What is the correct method of parsing expressions inside arithmetic expressions?
EDIT I just now realized that you are using makeExpressionParser
and my answer doesn't really apply to that. Anyway maybe this answer is still helpful?
Parsec is a type of recursive-descent parser, which means it cannot handle left recursion, as you are seeing. You need to factor it out, which can always be done if the grammar is context-free. One way you see this factorization done is by having a production for each precedence level.

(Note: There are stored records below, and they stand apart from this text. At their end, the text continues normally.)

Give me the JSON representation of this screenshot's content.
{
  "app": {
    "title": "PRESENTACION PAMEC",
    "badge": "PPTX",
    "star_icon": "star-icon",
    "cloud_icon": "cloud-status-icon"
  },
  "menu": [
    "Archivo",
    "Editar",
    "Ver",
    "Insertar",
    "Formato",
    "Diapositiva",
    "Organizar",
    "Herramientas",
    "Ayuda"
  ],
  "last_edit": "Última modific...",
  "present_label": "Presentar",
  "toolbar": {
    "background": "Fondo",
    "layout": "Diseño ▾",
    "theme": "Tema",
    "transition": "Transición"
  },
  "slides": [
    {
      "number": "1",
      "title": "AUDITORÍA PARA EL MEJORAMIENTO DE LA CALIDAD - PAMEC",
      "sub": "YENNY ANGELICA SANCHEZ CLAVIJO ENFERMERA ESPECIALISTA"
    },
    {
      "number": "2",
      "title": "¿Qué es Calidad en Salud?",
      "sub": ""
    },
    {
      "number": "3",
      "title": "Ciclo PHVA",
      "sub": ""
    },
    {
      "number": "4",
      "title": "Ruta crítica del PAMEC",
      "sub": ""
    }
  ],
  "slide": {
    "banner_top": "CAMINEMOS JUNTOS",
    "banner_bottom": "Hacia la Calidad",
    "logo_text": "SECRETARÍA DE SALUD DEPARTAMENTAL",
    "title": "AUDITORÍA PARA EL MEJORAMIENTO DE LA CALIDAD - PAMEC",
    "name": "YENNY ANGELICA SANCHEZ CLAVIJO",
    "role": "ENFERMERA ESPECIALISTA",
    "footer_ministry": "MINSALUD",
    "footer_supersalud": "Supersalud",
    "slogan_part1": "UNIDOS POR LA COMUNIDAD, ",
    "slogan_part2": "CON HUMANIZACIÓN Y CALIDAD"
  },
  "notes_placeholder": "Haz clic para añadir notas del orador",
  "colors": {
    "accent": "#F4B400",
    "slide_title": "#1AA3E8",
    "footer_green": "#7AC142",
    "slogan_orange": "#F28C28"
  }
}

Here is an example grammar for simple arithmetic:
expr ::= addExpr
addExpr ::= mulExpr '+' addExpr
| mulExpr '-' addExpr
| mulExpr
mulExpr ::= term '*' mulExpr
| term '/' mulExpr
| term
term ::= '(' expr ')'
| number
Notice the pattern: the first symbol in each production calls down to the next more specific one. Then explicit parentheses allow us to re-enter the top-level production. This is generally how operator precedence is expressed in recursive descent.
The above grammar can only produce right-nested expressions. While it will accept exactly the right strings, it does not correctly parse when the interpretation is left-associative. In particular,
1 - 2 - 3 - 4
will be parsed as
1 - (2 - (3 - 4))
which is not correct according to our conventions. In a general recursive-descent parser you have to do some tricks to associate correctly here. In Parsec, however, we have the many
combinators, which we can use to our advantage. For example, to parse left-associated subtraction, we could say
subExpr = foldl1 (-) <$> many1 mulExpr
The next level here are apparently the chainl
combinators which seem to have been designed for just this purpose (though I just learned about it now -- guess I should have perused the docs more). An example of using this would be
addExpr = chainl1 mulExpr oper
where
oper = choice [ (+) <$ symbol '+'
, (-) <$ symbol '-'
]
I love writing parsers in Haskell. Good luck!